I certainly do...
...there are (I believe) 2 varieites of elbow problems frequent in climbers:
1) Straightforward elbow tendonitis - I don't actually think this is particularly common. It is characterised by a definite point of tenderness on the bony prominence of the elbow; This problem, although can be more likely with poor shoulder alignment/mechanics, really has nothing to do with the shoulder. It should get better with the usual R.I.C.E. management.
2) Elbow pain that is characterised by generalised lateral arm pain, difficult to locate any point of tenderness. It generally comes on with squeezy/mantle-y moves (Font' elbow). This pain is caused by lack of stability at the shoulder causing impingement of structures that cross the shoulder joint, referring pain further down the arm. And this is the key - although the pain is located close to the elbow, there isn't any injurous processes occurring at the point of pain. All structures (Nerves, muscles,bones) can refer pain along their length - people with knee replacements will often have quite severe ankle pain, for example.
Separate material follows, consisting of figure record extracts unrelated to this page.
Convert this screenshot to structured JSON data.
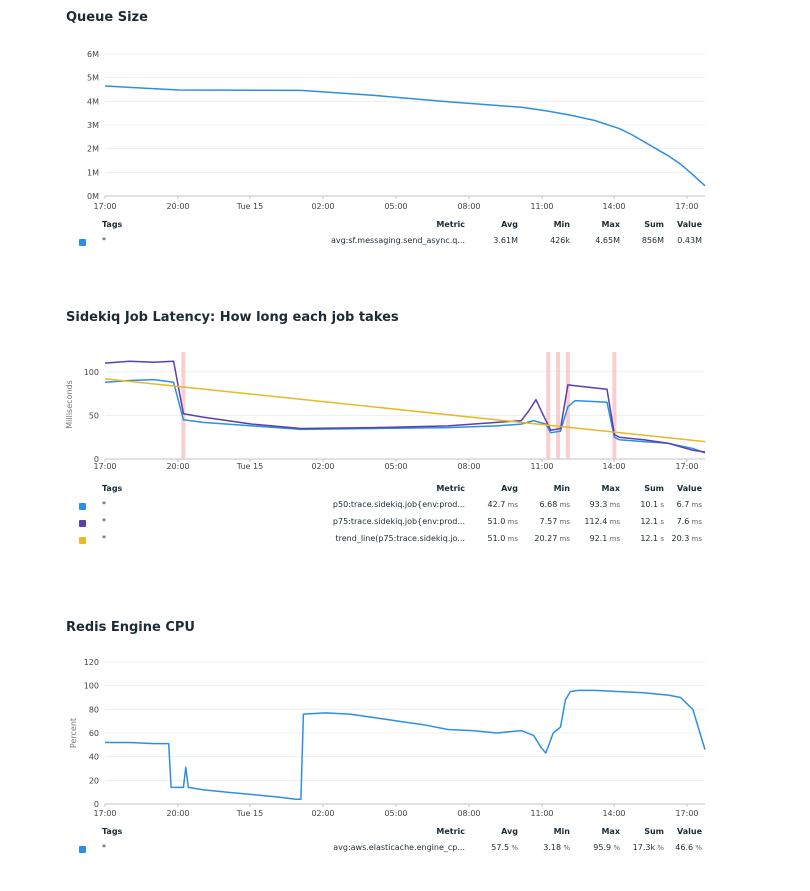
{
  "panels": [
    {
      "id": "queue",
      "title": "Queue Size",
      "ylabel": "",
      "x_ticks": [
        "17:00",
        "20:00",
        "Tue 15",
        "02:00",
        "05:00",
        "08:00",
        "11:00",
        "14:00",
        "17:00"
      ],
      "y_ticks": [
        "0M",
        "1M",
        "2M",
        "3M",
        "4M",
        "5M",
        "6M"
      ],
      "legend": {
        "headers": {
          "tags": "Tags",
          "metric": "Metric",
          "avg": "Avg",
          "min": "Min",
          "max": "Max",
          "sum": "Sum",
          "value": "Value"
        },
        "rows": [
          {
            "color": "#2d8fe3",
            "tag": "*",
            "metric": "avg:sf.messaging.send_async.q...",
            "avg": "3.61M",
            "avg_unit": "",
            "min": "426k",
            "min_unit": "",
            "max": "4.65M",
            "max_unit": "",
            "sum": "856M",
            "sum_unit": "",
            "value": "0.43M",
            "value_unit": ""
          }
        ]
      }
    },
    {
      "id": "latency",
      "title": "Sidekiq Job Latency: How long each job takes",
      "ylabel": "Milliseconds",
      "x_ticks": [
        "17:00",
        "20:00",
        "Tue 15",
        "02:00",
        "05:00",
        "08:00",
        "11:00",
        "14:00",
        "17:00"
      ],
      "y_ticks": [
        "0",
        "50",
        "100"
      ],
      "legend": {
        "headers": {
          "tags": "Tags",
          "metric": "Metric",
          "avg": "Avg",
          "min": "Min",
          "max": "Max",
          "sum": "Sum",
          "value": "Value"
        },
        "rows": [
          {
            "color": "#2d8fe3",
            "tag": "*",
            "metric": "p50:trace.sidekiq.job{env:prod...",
            "avg": "42.7",
            "avg_unit": "ms",
            "min": "6.68",
            "min_unit": "ms",
            "max": "93.3",
            "max_unit": "ms",
            "sum": "10.1",
            "sum_unit": "s",
            "value": "6.7",
            "value_unit": "ms"
          },
          {
            "color": "#5a3fb0",
            "tag": "*",
            "metric": "p75:trace.sidekiq.job{env:prod...",
            "avg": "51.0",
            "avg_unit": "ms",
            "min": "7.57",
            "min_unit": "ms",
            "max": "112.4",
            "max_unit": "ms",
            "sum": "12.1",
            "sum_unit": "s",
            "value": "7.6",
            "value_unit": "ms"
          },
          {
            "color": "#e9b824",
            "tag": "*",
            "metric": "trend_line(p75:trace.sidekiq.jo...",
            "avg": "51.0",
            "avg_unit": "ms",
            "min": "20.27",
            "min_unit": "ms",
            "max": "92.1",
            "max_unit": "ms",
            "sum": "12.1",
            "sum_unit": "s",
            "value": "20.3",
            "value_unit": "ms"
          }
        ]
      }
    },
    {
      "id": "cpu",
      "title": "Redis Engine CPU",
      "ylabel": "Percent",
      "x_ticks": [
        "17:00",
        "20:00",
        "Tue 15",
        "02:00",
        "05:00",
        "08:00",
        "11:00",
        "14:00",
        "17:00"
      ],
      "y_ticks": [
        "0",
        "20",
        "40",
        "60",
        "80",
        "100",
        "120"
      ],
      "legend": {
        "headers": {
          "tags": "Tags",
          "metric": "Metric",
          "avg": "Avg",
          "min": "Min",
          "max": "Max",
          "sum": "Sum",
          "value": "Value"
        },
        "rows": [
          {
            "color": "#2d8fe3",
            "tag": "*",
            "metric": "avg:aws.elasticache.engine_cp...",
            "avg": "57.5",
            "avg_unit": "%",
            "min": "3.18",
            "min_unit": "%",
            "max": "95.9",
            "max_unit": "%",
            "sum": "17.3k",
            "sum_unit": "%",
            "value": "46.6",
            "value_unit": "%"
          }
        ]
      }
    }
  ],
  "chart_data": [
    {
      "type": "line",
      "title": "Queue Size",
      "x_unit": "hours since 17:00 (Mon)",
      "xlim": [
        0,
        24.5
      ],
      "ylim": [
        0,
        6000000
      ],
      "y_tick_values": [
        0,
        1000000,
        2000000,
        3000000,
        4000000,
        5000000,
        6000000
      ],
      "grid": true,
      "series": [
        {
          "name": "avg:sf.messaging.send_async.q...",
          "color": "#2d8fe3",
          "x": [
            0,
            3,
            8,
            11,
            14,
            17,
            18,
            19,
            20,
            21,
            21.5,
            22,
            22.5,
            23,
            23.5,
            24,
            24.5
          ],
          "y": [
            4650000,
            4480000,
            4460000,
            4250000,
            3980000,
            3750000,
            3600000,
            3420000,
            3190000,
            2850000,
            2600000,
            2300000,
            2000000,
            1700000,
            1350000,
            900000,
            430000
          ]
        }
      ]
    },
    {
      "type": "line",
      "title": "Sidekiq Job Latency: How long each job takes",
      "ylabel": "Milliseconds",
      "x_unit": "hours since 17:00 (Mon)",
      "xlim": [
        0,
        24.5
      ],
      "ylim": [
        0,
        125
      ],
      "y_tick_values": [
        0,
        50,
        100
      ],
      "grid": true,
      "highlight_bands": [
        3.2,
        18.1,
        18.5,
        18.9,
        20.8
      ],
      "series": [
        {
          "name": "p50:trace.sidekiq.job{env:prod...",
          "color": "#2d8fe3",
          "x": [
            0,
            1,
            2,
            2.8,
            3.2,
            4,
            6,
            8,
            11,
            14,
            16,
            17,
            17.5,
            18,
            18.2,
            18.6,
            18.9,
            19.2,
            20.5,
            20.8,
            21,
            22,
            23,
            24,
            24.5
          ],
          "y": [
            88,
            90,
            91,
            88,
            45,
            42,
            38,
            34,
            35,
            36,
            38,
            40,
            44,
            40,
            30,
            32,
            60,
            67,
            65,
            25,
            22,
            20,
            18,
            12,
            7
          ]
        },
        {
          "name": "p75:trace.sidekiq.job{env:prod...",
          "color": "#5a3fb0",
          "x": [
            0,
            1,
            2,
            2.8,
            3.2,
            4,
            6,
            8,
            11,
            14,
            16,
            17,
            17.3,
            17.6,
            17.9,
            18.2,
            18.6,
            18.9,
            19.2,
            20.5,
            20.8,
            21,
            22,
            23,
            24,
            24.5
          ],
          "y": [
            110,
            112,
            111,
            112,
            52,
            48,
            40,
            35,
            36,
            38,
            42,
            44,
            55,
            68,
            50,
            33,
            35,
            85,
            84,
            80,
            28,
            25,
            22,
            18,
            10,
            8
          ]
        },
        {
          "name": "trend_line(p75:trace.sidekiq.jo...",
          "color": "#e9b824",
          "x": [
            0,
            24.5
          ],
          "y": [
            92,
            20
          ]
        }
      ]
    },
    {
      "type": "line",
      "title": "Redis Engine CPU",
      "ylabel": "Percent",
      "x_unit": "hours since 17:00 (Mon)",
      "xlim": [
        0,
        24.5
      ],
      "ylim": [
        0,
        120
      ],
      "y_tick_values": [
        0,
        20,
        40,
        60,
        80,
        100,
        120
      ],
      "grid": true,
      "series": [
        {
          "name": "avg:aws.elasticache.engine_cp...",
          "color": "#2d8fe3",
          "x": [
            0,
            1,
            2,
            2.6,
            2.7,
            3.2,
            3.3,
            3.4,
            4,
            5,
            6,
            7,
            7.8,
            8,
            8.1,
            9,
            10,
            11,
            12,
            13,
            14,
            15,
            16,
            16.5,
            17,
            17.5,
            17.8,
            18,
            18.3,
            18.6,
            18.8,
            19,
            19.3,
            20,
            21,
            22,
            22.5,
            23,
            23.5,
            24,
            24.5
          ],
          "y": [
            52,
            52,
            51,
            51,
            14,
            14,
            31,
            14,
            12,
            10,
            8,
            6,
            4,
            4,
            76,
            77,
            76,
            73,
            70,
            67,
            63,
            62,
            60,
            61,
            62,
            58,
            48,
            43,
            60,
            65,
            88,
            95,
            96,
            96,
            95,
            94,
            93,
            92,
            90,
            80,
            46
          ]
        }
      ]
    }
  ]
}
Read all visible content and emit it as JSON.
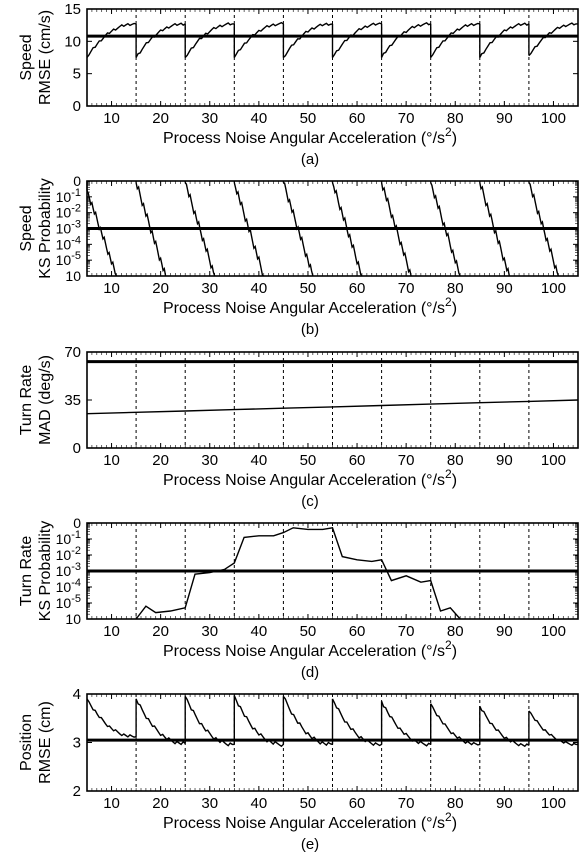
{
  "chart_data": [
    {
      "type": "line",
      "panel_label": "(a)",
      "ylabel_lines": [
        "Speed",
        "RMSE (cm/s)"
      ],
      "xlabel": "Process Noise Angular Acceleration",
      "xlabel_unit_base": "(°/s",
      "xlabel_unit_exp": "2",
      "xlabel_unit_end": ")",
      "xlim": [
        5,
        105
      ],
      "ylim": [
        0,
        15
      ],
      "x_ticks": [
        "10",
        "20",
        "30",
        "40",
        "50",
        "60",
        "70",
        "80",
        "90",
        "100"
      ],
      "y_ticks": [
        "0",
        "5",
        "10",
        "15"
      ],
      "reference_line": 10.8,
      "dashed_x": [
        15,
        25,
        35,
        45,
        55,
        65,
        75,
        85,
        95
      ],
      "segments": [
        {
          "x_start": 5,
          "x_end": 15,
          "y_start": 7.5,
          "y_end": 12.7
        },
        {
          "x_start": 15,
          "x_end": 25,
          "y_start": 7.5,
          "y_end": 12.7
        },
        {
          "x_start": 25,
          "x_end": 35,
          "y_start": 7.5,
          "y_end": 12.7
        },
        {
          "x_start": 35,
          "x_end": 45,
          "y_start": 7.5,
          "y_end": 12.7
        },
        {
          "x_start": 45,
          "x_end": 55,
          "y_start": 7.5,
          "y_end": 12.7
        },
        {
          "x_start": 55,
          "x_end": 65,
          "y_start": 7.5,
          "y_end": 12.7
        },
        {
          "x_start": 65,
          "x_end": 75,
          "y_start": 7.5,
          "y_end": 12.7
        },
        {
          "x_start": 75,
          "x_end": 85,
          "y_start": 7.5,
          "y_end": 12.7
        },
        {
          "x_start": 85,
          "x_end": 95,
          "y_start": 7.5,
          "y_end": 12.7
        },
        {
          "x_start": 95,
          "x_end": 105,
          "y_start": 7.8,
          "y_end": 12.7
        }
      ]
    },
    {
      "type": "line",
      "panel_label": "(b)",
      "ylabel_lines": [
        "Speed",
        "KS Probability"
      ],
      "xlabel": "Process Noise Angular Acceleration",
      "xlabel_unit_base": "(°/s",
      "xlabel_unit_exp": "2",
      "xlabel_unit_end": ")",
      "xlim": [
        5,
        105
      ],
      "ylim": [
        -6,
        0
      ],
      "y_scale": "log",
      "x_ticks": [
        "10",
        "20",
        "30",
        "40",
        "50",
        "60",
        "70",
        "80",
        "90",
        "100"
      ],
      "y_ticks": [
        "0",
        "10-1",
        "10-2",
        "10-3",
        "10-4",
        "10-5",
        "10"
      ],
      "reference_line": -3,
      "segments": [
        {
          "x_start": 5,
          "x_end": 11,
          "y_start": -0.6,
          "y_end": -6
        },
        {
          "x_start": 15,
          "x_end": 21,
          "y_start": -0.1,
          "y_end": -6
        },
        {
          "x_start": 25,
          "x_end": 31,
          "y_start": -0.1,
          "y_end": -6
        },
        {
          "x_start": 35,
          "x_end": 41,
          "y_start": -0.1,
          "y_end": -6
        },
        {
          "x_start": 45,
          "x_end": 51,
          "y_start": -0.1,
          "y_end": -6
        },
        {
          "x_start": 55,
          "x_end": 61,
          "y_start": -0.1,
          "y_end": -6
        },
        {
          "x_start": 65,
          "x_end": 71,
          "y_start": -0.1,
          "y_end": -6
        },
        {
          "x_start": 75,
          "x_end": 81,
          "y_start": -0.1,
          "y_end": -6
        },
        {
          "x_start": 85,
          "x_end": 91,
          "y_start": -0.1,
          "y_end": -6
        },
        {
          "x_start": 95,
          "x_end": 101,
          "y_start": -0.1,
          "y_end": -6
        }
      ]
    },
    {
      "type": "line",
      "panel_label": "(c)",
      "ylabel_lines": [
        "Turn Rate",
        "MAD (deg/s)"
      ],
      "xlabel": "Process Noise Angular Acceleration",
      "xlabel_unit_base": "(°/s",
      "xlabel_unit_exp": "2",
      "xlabel_unit_end": ")",
      "xlim": [
        5,
        105
      ],
      "ylim": [
        0,
        70
      ],
      "x_ticks": [
        "10",
        "20",
        "30",
        "40",
        "50",
        "60",
        "70",
        "80",
        "90",
        "100"
      ],
      "y_ticks": [
        "0",
        "35",
        "70"
      ],
      "reference_line": 63,
      "dashed_x": [
        15,
        25,
        35,
        45,
        55,
        65,
        75,
        85,
        95
      ],
      "series": [
        {
          "x": [
            5,
            15,
            25,
            35,
            45,
            55,
            65,
            75,
            85,
            95,
            105
          ],
          "y": [
            25,
            26,
            27,
            28,
            29,
            30,
            31,
            32,
            33,
            34,
            35
          ]
        }
      ]
    },
    {
      "type": "line",
      "panel_label": "(d)",
      "ylabel_lines": [
        "Turn Rate",
        "KS Probability"
      ],
      "xlabel": "Process Noise Angular Acceleration",
      "xlabel_unit_base": "(°/s",
      "xlabel_unit_exp": "2",
      "xlabel_unit_end": ")",
      "xlim": [
        5,
        105
      ],
      "ylim": [
        -6,
        0
      ],
      "y_scale": "log",
      "x_ticks": [
        "10",
        "20",
        "30",
        "40",
        "50",
        "60",
        "70",
        "80",
        "90",
        "100"
      ],
      "y_ticks": [
        "0",
        "10-1",
        "10-2",
        "10-3",
        "10-4",
        "10-5",
        "10"
      ],
      "reference_line": -3,
      "dashed_x": [
        15,
        25,
        35,
        45,
        55,
        65,
        75,
        85,
        95
      ],
      "series": [
        {
          "x": [
            15,
            17,
            19,
            22,
            25,
            27,
            30,
            33,
            35,
            37,
            40,
            43,
            45,
            47,
            50,
            53,
            55,
            57,
            60,
            63,
            65,
            67,
            70,
            73,
            75,
            77,
            79,
            81
          ],
          "y": [
            -6,
            -5.2,
            -5.6,
            -5.5,
            -5.3,
            -3.2,
            -3.1,
            -2.9,
            -2.5,
            -0.9,
            -0.8,
            -0.8,
            -0.6,
            -0.3,
            -0.4,
            -0.4,
            -0.3,
            -2.1,
            -2.3,
            -2.4,
            -2.3,
            -3.6,
            -3.3,
            -3.7,
            -3.6,
            -5.5,
            -5.3,
            -6
          ]
        }
      ]
    },
    {
      "type": "line",
      "panel_label": "(e)",
      "ylabel_lines": [
        "Position",
        "RMSE (cm)"
      ],
      "xlabel": "Process Noise Angular Acceleration",
      "xlabel_unit_base": "(°/s",
      "xlabel_unit_exp": "2",
      "xlabel_unit_end": ")",
      "xlim": [
        5,
        105
      ],
      "ylim": [
        2,
        4
      ],
      "x_ticks": [
        "10",
        "20",
        "30",
        "40",
        "50",
        "60",
        "70",
        "80",
        "90",
        "100"
      ],
      "y_ticks": [
        "2",
        "3",
        "4"
      ],
      "reference_line": 3.05,
      "dashed_x": [
        15,
        25,
        35,
        45,
        55,
        65,
        75,
        85,
        95
      ],
      "segments": [
        {
          "x_start": 5,
          "x_end": 15,
          "y_start": 3.9,
          "y_end": 3.12
        },
        {
          "x_start": 15,
          "x_end": 25,
          "y_start": 3.9,
          "y_end": 2.98
        },
        {
          "x_start": 25,
          "x_end": 35,
          "y_start": 3.95,
          "y_end": 2.96
        },
        {
          "x_start": 35,
          "x_end": 45,
          "y_start": 3.97,
          "y_end": 2.96
        },
        {
          "x_start": 45,
          "x_end": 55,
          "y_start": 3.95,
          "y_end": 2.96
        },
        {
          "x_start": 55,
          "x_end": 65,
          "y_start": 3.9,
          "y_end": 2.96
        },
        {
          "x_start": 65,
          "x_end": 75,
          "y_start": 3.85,
          "y_end": 2.96
        },
        {
          "x_start": 75,
          "x_end": 85,
          "y_start": 3.8,
          "y_end": 2.96
        },
        {
          "x_start": 85,
          "x_end": 95,
          "y_start": 3.75,
          "y_end": 2.94
        },
        {
          "x_start": 95,
          "x_end": 105,
          "y_start": 3.65,
          "y_end": 2.96
        }
      ]
    }
  ]
}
With nerves, this is even more pertinent. Take a lumbar disc bulge - it will likely refer pain down the sciatic nerve, which may only be felt at the calf or ankle. It is the same with the shoulder. The radial nerve runs along the outside of the arm - and if this is aggravted as it crosses the shoulder joint, it will cause pain further down the arm.
Thus, treat the cause of the problem and in this case, the origin of the pain.
Incidently, this problem is often lazily 'diagnosed' as brachialis tendonitis.